Couldn't his vision wait till he had finished reading Angel's auto-biography first?

"What is this?" Mister Connors asked, looking at the scratched words on the wall. Lindsey would never doubt this being as a demon ever again as the vision before him mutated and grew, distorted and twisted beyond recognition. "Angelus!" It snarled!

"Angelus has come to hell and we missed him? Where is he?" Becker began to mutate too. It was clear to Lindsey that neither being liked Angelus for whatever reason they had yet to tell him. He warmed even more to these ancient beings.

"He's alive. He came here while alive, or as alive as the undead get at any rate. He was sent back, no doubt too close to living for the demons in this place. It was Angelus that killed me!" Lindsey turned from demon to demon, almost pleading for their belief.

"How could that be?" Connors asked. "How could such a vile demon be given such charity? And sent here as yet undead, that's a cruelty worthy of Angelus himself! I would have said there was no being as so cruel as he that would do such a thing."

"See, I kinda scanned along a bit a while back. He was sent here, physically, by his then lover, and with his soul back in place..." Lindsey ran his little light along the carved words. Looking for the relevant passage. "See, here it is!"

"Hmm." Was all that Mister Connors would say on the subject.

"Bring your light to the start, child. I want to take Angelus' words with us. We can read them later and decide which words we believe. Those of the so called ensouled demon known as Angel, or those of our dear William." It was Mister Becker that made that so polite request. Yet, Lindsey recognised a request that was a demand when he heard one. Oddly enough, usually from a demon!

"Your William is his William isn't it? Your William is Spike, William the Bloody?" Lindsey finally gathered his wits and began making the synthesists connections he had been hired by Wolfram and Hart to make for them. His greatest talent, making something out of apparent nothingness.

"In deed he is. You are a clever man, Mister MacDonald." He noted the younger soul's reaction to the mention of his surname. "I told you, we know all those who work for our dear friends. And that includes you. Our dear William did become the vampire known as Spike. Why do you ask? You disapprove of vampires?"

"No, not really, it's just that I think maybe something's happened to William, to Spike. Something powerful and strong enough to succeed where we were failing. We, they, Wolfram and Hart rather, were trying to drive Angel insane, trying to make Angelus come to the fore. To break him and leave him only able to function under our control. Only I think something happened that we didn't, couldn't allow for. Then he came and killed me. His sire, Darla, was hiding in my place, and I thought he wanted her for himself, but she too died, right after me. She brought me this little light and admitted she didn't know anymore than I as to why Angelus did as he did." Lindsey paced the wall, trailing the light for his visiting demons to scan the words.

As they read them the words faded and vanished from the wall. Lindsey kept walking and talking, trying not to think about the vanishing tale of woe.
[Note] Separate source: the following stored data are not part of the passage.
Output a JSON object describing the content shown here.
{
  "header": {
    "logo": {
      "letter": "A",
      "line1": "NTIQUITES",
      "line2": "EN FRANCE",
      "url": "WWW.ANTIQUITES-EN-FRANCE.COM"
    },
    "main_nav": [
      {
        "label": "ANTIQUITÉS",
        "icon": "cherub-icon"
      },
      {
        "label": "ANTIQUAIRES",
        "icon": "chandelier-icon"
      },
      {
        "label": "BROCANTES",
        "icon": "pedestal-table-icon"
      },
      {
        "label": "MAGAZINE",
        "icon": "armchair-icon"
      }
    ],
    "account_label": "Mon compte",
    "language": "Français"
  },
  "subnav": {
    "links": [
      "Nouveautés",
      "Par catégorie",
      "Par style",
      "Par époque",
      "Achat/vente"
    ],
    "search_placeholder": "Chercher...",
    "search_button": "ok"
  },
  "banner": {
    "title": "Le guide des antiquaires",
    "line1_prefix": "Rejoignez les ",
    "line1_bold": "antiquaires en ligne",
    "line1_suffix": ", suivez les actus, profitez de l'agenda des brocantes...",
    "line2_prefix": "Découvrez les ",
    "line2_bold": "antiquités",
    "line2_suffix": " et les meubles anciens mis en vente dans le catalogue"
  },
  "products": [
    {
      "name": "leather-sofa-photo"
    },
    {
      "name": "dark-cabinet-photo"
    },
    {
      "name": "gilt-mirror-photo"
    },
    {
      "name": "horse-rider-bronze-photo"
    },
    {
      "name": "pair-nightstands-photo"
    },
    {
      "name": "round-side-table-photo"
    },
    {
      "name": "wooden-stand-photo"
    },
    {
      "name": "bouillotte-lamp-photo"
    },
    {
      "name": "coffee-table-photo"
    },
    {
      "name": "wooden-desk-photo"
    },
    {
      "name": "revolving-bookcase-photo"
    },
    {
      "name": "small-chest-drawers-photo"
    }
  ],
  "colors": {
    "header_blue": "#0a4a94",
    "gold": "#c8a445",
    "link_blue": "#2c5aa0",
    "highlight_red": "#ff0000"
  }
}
"See, Angel got his soul forced back on him for the first time back in 1898. He was filled with such guilt for his actions as a vampire. His greatest regret is in this section. Well, greatest that I've read so far. He fell in love. Angelus, not Angel. He fell in love with an innocent young man and got all possessive and jealous, and finally he killed him. The man he had fallen in love with was a mortal and in a jealous rage he killed him, and turned him, and abandoned him. There's a lot of references to his hearing that Spike did this and Spike did that. All with this sense of pride, or possibly love. And loosing Spike is the only thing that I now think would destroy both Angel and Angelus. We picked the wrong damn target!" And in his utter despair at having died for the wrong cause, he laughed. He laughed rather than cry before these, his most senior of senior partners. "I died for entirely the wrong fucking cause!" And he laughed some more.

Unlike those demons left behind, these two elder beings just held the younger soul as it laughed itself out.